Read the links I posted, and/or read Mises on “German socialism.”
“German socialism” and “Russian socialism,” as Mises called them, amount to the same thing despite some shades of difference.
The Soviet Union nationalized all industry. There were no privately owned businesses.
The "socialist" Nazis didn't nationalize industry. They even sold off state industry to the private sector. What the Nazis did have was a war economy, with the private sector drafted into building war materiel.
In that respect they resembled another major power whose private sector was drafted into building war machinery, the United States. And von Mises noted that similarity.
https://oll.libertyfund.org/quote/mises-on-how-price-controls-lead-to-socialism-1944
It is sometimes difficult for modern readers to imagine how much government intervention in the economy took place during World War Two, even in the so-called liberal democracies like Great Britain and the United States. It would take a refugee from Nazi Europe, such as the economist Ludwig von Mises, to see the close parallels between the economic policies of Nazi Germany and the United States of President Roosevelt. These parallels arose because both economies faced similar difficulties in time of war.

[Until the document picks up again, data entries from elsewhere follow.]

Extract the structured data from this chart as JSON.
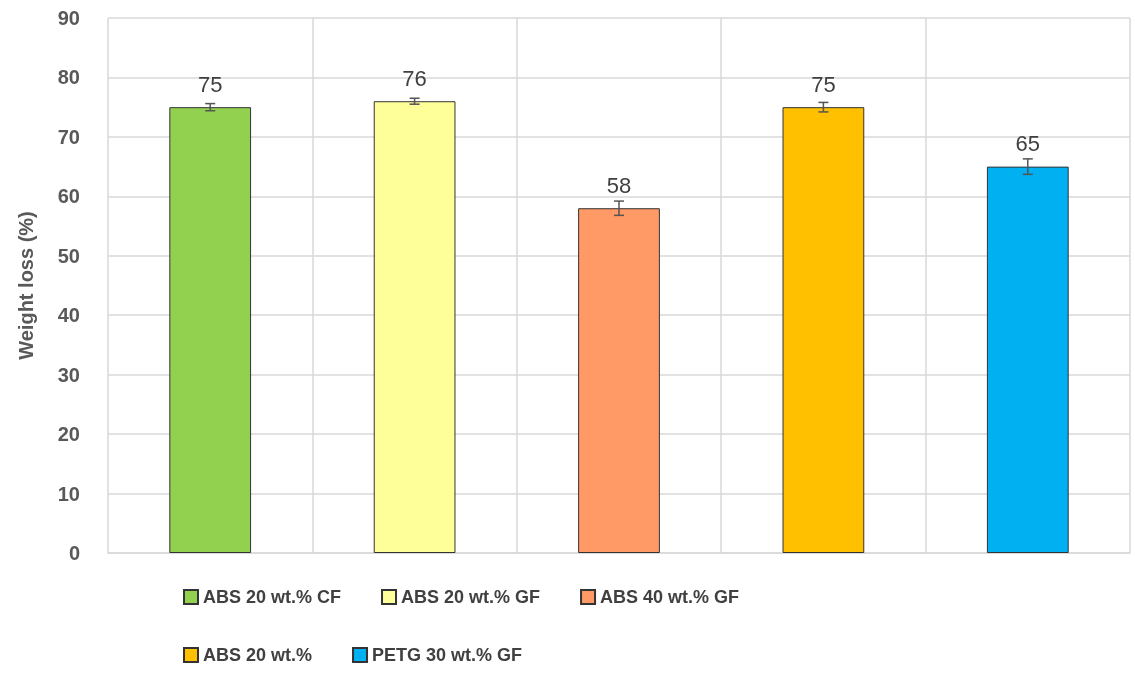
{
  "chart_data": {
    "type": "bar",
    "ylabel": "Weight loss (%)",
    "categories": [
      null,
      null,
      null,
      null,
      null
    ],
    "series": [
      {
        "name": "ABS 20 wt.% CF",
        "color": "#92d050",
        "values": [
          75,
          null,
          null,
          null,
          null
        ],
        "errors": [
          0.6,
          null,
          null,
          null,
          null
        ]
      },
      {
        "name": "ABS 20 wt.% GF",
        "color": "#ffff99",
        "values": [
          null,
          76,
          null,
          null,
          null
        ],
        "errors": [
          null,
          0.5,
          null,
          null,
          null
        ]
      },
      {
        "name": "ABS 40 wt.% GF",
        "color": "#ff9966",
        "values": [
          null,
          null,
          58,
          null,
          null
        ],
        "errors": [
          null,
          null,
          1.2,
          null,
          null
        ]
      },
      {
        "name": "ABS 20 wt.%",
        "color": "#ffc000",
        "values": [
          null,
          null,
          null,
          75,
          null
        ],
        "errors": [
          null,
          null,
          null,
          0.8,
          null
        ]
      },
      {
        "name": "PETG 30 wt.% GF",
        "color": "#00b0f0",
        "values": [
          null,
          null,
          null,
          null,
          65
        ],
        "errors": [
          null,
          null,
          null,
          null,
          1.3
        ]
      }
    ],
    "ylim": [
      0,
      90
    ],
    "yticks": [
      0,
      10,
      20,
      30,
      40,
      50,
      60,
      70,
      80,
      90
    ],
    "grid": true,
    "legend": "bottom",
    "data_labels": true
  }
}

With international free trade disrupted, goods with multiple uses (such as gasoline and rubber) had to be allocated away from consumer goods production to war goods production such as tanks and aircraft. Since the government did not wish to pay more for these goods in a free market, thus competing with consumers for the use of these goods, it used regulations and controls like rationing to take the bulk of these products for its war industries and to ration what was left to the consumers.